Introduction: Premature ejaculation (PE) and its individual and relationship consequences have been recognized in the literature for centuries. PE is one of the most common male sexual dysfunctions, affecting nearly one in three men worldwide between the ages of 18 and 59 years. Until recently, PE was believed to be a learned behavior predominantly managed with psychosexual therapy; however, the past few decades have seen significant advances in understanding its etiology, diagnosis, and management. There is, as yet, no one universally agreed upon definition of PE.
Aim: To review five currently published definitions of PE.
Methods: The Sexual Medicine Society of North America hosted a State of the Art Conference on Premature Ejaculation on June 24-26, 2005 in collaboration with the University of South Florida. The purpose was to have an open exchange of contemporary research and clinical information on PE. There were 16 invited presenters and discussants; the group focused on several educational objectives.

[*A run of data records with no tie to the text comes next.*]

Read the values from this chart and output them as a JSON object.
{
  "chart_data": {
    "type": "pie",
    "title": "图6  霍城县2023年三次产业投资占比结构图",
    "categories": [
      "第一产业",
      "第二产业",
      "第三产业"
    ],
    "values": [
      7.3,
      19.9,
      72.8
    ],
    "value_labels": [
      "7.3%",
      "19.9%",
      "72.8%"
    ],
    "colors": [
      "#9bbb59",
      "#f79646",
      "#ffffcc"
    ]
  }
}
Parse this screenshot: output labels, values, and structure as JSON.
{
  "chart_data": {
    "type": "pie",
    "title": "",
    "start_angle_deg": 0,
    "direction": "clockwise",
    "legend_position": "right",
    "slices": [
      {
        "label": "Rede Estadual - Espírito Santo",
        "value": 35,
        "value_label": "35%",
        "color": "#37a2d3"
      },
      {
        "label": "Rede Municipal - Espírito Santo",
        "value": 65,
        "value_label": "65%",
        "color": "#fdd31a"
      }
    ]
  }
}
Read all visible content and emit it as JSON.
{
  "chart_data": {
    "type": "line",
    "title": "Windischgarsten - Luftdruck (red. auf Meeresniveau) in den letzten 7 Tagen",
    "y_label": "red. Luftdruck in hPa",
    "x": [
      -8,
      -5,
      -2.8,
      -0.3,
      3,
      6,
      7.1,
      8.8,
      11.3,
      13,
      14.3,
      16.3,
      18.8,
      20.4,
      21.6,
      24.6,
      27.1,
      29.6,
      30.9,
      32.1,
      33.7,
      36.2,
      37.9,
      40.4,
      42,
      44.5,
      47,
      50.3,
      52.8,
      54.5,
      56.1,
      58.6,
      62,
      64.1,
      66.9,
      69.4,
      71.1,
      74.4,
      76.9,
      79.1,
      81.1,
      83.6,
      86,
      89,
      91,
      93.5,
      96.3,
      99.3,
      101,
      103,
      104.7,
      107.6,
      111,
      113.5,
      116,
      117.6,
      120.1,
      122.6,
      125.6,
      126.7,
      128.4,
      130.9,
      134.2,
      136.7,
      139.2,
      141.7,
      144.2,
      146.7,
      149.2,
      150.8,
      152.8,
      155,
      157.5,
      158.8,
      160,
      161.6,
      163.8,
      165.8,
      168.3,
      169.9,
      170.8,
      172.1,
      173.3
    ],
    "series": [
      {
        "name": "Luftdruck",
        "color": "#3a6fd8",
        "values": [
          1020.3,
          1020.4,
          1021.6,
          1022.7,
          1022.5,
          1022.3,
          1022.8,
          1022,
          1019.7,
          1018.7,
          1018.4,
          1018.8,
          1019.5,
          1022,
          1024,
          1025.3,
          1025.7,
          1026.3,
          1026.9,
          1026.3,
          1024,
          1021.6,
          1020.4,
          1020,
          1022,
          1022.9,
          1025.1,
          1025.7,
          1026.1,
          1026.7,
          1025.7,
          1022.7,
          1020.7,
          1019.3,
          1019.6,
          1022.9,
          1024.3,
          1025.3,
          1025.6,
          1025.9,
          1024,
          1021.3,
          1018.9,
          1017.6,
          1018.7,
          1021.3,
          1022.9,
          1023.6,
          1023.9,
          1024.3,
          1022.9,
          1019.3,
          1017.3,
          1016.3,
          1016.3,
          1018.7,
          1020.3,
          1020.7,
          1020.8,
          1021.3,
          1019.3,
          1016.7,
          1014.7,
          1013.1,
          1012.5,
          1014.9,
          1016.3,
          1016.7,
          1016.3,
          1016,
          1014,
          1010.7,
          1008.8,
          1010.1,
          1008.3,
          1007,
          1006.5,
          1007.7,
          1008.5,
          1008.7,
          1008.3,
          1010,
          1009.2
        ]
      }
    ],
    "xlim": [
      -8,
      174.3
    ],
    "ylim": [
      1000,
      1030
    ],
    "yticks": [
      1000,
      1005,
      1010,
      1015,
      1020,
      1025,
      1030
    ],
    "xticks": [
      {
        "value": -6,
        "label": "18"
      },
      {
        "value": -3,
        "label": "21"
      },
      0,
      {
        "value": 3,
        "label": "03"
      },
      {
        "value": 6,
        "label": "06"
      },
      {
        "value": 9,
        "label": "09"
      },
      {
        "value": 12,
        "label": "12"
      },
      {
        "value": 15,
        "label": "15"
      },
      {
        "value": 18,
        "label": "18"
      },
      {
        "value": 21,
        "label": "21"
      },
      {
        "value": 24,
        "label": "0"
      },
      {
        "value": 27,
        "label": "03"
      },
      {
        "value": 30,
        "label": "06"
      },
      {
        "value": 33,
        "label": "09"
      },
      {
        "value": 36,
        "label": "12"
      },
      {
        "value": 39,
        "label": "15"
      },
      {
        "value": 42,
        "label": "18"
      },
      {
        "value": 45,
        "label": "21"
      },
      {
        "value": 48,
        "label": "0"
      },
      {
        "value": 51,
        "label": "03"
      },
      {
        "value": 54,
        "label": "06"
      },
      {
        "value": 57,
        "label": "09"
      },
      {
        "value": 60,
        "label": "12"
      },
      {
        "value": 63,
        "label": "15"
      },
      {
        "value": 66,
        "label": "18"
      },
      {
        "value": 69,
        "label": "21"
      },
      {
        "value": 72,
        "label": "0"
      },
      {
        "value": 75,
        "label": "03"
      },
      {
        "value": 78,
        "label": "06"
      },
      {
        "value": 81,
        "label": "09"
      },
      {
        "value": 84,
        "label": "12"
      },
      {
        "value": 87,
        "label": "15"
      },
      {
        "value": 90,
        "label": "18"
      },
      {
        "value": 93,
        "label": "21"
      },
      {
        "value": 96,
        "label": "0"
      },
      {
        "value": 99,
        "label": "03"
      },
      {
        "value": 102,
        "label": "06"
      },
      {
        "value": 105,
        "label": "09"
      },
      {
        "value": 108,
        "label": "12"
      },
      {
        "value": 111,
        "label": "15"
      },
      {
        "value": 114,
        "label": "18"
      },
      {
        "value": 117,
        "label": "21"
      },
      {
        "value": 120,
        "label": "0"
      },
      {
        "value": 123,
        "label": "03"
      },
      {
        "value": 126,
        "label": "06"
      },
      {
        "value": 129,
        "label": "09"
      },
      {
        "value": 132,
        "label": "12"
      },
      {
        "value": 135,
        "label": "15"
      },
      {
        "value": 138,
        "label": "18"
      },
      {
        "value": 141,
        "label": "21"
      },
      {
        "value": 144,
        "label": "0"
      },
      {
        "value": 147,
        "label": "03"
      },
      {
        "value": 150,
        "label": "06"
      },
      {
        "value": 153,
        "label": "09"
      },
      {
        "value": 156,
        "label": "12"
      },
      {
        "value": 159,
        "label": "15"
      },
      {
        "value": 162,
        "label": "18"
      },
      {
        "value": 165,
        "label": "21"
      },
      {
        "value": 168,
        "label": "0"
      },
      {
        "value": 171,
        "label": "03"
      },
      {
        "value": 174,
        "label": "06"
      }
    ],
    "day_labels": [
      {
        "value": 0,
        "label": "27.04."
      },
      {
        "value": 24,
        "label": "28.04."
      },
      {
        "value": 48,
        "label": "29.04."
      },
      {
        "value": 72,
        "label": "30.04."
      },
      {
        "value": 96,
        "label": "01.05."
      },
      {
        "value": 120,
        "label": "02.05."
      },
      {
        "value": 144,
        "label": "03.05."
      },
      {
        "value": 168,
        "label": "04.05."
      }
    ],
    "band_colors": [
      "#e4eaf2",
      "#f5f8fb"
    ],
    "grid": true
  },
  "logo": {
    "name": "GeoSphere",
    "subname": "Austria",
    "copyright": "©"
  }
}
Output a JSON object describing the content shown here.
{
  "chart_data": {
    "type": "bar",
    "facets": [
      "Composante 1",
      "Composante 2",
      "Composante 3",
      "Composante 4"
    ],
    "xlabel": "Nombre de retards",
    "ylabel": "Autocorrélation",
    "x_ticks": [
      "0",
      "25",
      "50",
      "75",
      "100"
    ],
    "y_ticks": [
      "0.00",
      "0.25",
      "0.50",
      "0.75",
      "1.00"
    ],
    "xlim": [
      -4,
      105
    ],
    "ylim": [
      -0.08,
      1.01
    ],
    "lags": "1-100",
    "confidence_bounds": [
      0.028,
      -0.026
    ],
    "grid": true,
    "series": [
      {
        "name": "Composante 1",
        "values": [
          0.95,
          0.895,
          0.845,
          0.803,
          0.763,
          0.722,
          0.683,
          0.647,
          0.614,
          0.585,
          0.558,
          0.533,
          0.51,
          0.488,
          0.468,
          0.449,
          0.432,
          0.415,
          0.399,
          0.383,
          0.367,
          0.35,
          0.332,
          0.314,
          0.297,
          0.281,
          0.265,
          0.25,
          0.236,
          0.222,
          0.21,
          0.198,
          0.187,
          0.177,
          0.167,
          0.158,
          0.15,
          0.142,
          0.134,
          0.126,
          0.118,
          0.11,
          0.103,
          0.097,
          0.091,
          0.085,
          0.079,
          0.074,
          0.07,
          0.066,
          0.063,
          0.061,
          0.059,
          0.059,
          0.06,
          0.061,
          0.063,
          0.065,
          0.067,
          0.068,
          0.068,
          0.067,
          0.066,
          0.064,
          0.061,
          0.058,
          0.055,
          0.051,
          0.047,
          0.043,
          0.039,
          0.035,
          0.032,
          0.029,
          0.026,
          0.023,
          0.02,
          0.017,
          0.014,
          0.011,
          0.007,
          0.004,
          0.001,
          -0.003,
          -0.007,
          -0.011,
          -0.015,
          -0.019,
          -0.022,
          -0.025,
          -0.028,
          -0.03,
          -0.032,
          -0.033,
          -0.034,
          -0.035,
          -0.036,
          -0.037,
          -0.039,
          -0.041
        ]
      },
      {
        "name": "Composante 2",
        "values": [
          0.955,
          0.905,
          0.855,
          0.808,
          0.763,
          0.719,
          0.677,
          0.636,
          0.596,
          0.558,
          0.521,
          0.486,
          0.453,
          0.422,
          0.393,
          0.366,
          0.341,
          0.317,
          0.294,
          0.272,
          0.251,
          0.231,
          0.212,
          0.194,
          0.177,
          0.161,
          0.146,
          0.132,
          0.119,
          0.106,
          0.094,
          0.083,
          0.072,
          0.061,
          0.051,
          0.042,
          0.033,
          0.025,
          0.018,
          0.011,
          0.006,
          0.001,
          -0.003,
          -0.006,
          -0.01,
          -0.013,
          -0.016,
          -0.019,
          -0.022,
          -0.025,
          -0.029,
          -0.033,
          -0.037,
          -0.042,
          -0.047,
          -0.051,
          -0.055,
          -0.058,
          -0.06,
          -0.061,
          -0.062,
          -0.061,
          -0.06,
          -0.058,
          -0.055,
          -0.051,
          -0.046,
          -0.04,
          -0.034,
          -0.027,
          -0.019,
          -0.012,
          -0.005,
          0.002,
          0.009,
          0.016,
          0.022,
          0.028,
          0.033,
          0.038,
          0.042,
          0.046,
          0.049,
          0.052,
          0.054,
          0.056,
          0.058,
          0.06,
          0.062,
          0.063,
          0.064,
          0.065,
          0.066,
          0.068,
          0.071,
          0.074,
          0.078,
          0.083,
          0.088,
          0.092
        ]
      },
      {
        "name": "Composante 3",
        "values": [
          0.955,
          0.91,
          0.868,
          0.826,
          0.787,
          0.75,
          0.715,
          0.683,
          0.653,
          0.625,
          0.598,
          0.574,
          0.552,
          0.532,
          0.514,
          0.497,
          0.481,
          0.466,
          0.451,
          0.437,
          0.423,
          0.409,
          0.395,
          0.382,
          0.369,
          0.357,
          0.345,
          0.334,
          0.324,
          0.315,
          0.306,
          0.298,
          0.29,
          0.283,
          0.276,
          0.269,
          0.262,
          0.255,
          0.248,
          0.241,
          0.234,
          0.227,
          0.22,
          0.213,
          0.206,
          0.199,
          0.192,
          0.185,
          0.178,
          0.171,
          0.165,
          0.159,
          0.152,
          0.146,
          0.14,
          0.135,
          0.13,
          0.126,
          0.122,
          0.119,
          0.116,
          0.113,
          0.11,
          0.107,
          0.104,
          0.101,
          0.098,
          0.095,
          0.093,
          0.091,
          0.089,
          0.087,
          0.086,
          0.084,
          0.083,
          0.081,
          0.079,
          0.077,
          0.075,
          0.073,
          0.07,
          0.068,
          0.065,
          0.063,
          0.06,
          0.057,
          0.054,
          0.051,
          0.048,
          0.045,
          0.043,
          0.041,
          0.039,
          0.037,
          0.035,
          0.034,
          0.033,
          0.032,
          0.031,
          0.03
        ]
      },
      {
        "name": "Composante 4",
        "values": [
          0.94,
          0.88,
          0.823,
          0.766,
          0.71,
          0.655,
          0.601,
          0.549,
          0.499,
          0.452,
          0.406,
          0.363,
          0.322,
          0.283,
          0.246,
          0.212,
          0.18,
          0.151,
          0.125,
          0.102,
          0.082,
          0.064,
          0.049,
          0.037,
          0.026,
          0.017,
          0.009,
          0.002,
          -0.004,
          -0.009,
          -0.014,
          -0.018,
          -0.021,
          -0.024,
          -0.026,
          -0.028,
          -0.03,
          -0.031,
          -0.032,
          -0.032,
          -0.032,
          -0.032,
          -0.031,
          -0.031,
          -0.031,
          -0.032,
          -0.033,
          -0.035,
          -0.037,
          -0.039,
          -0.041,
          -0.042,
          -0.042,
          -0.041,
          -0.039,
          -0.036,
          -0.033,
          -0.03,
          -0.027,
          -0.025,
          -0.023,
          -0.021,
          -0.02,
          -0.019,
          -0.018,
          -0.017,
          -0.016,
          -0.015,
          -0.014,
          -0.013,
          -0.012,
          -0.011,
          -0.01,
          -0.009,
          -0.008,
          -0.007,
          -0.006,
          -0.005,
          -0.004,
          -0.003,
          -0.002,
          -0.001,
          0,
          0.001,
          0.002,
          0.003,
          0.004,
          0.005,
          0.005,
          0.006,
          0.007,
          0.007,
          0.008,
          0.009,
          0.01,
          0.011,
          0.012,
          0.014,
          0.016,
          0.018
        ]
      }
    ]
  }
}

Main outcome measure: Data were utilized from the World Health Organization, the American Psychiatric Association, the European Association of Urology, the Second International Consultation on Sexual Dysfunctions, and the American Urological Association.
Results: The current published definitions of PE have many similarities; however, none of these provide a specific "time to ejaculation," in part because of the absence of normative data on this subject. While investigators agree that men with PE have a shortened intravaginal ejaculatory latency time (IELT; i.e., time from vaginal penetration to ejaculation), there is now a greater appreciation of PE as a multidimensional dysfunction encompassing several components, including time and subjective parameters such as "control,""satisfaction," and "distress."
Conclusion: There is a recent paradigm shift away from PE as a unidimensional disorder of IELT toward a multidimensional description of PE as a biologic dysfunction with psychosocial components.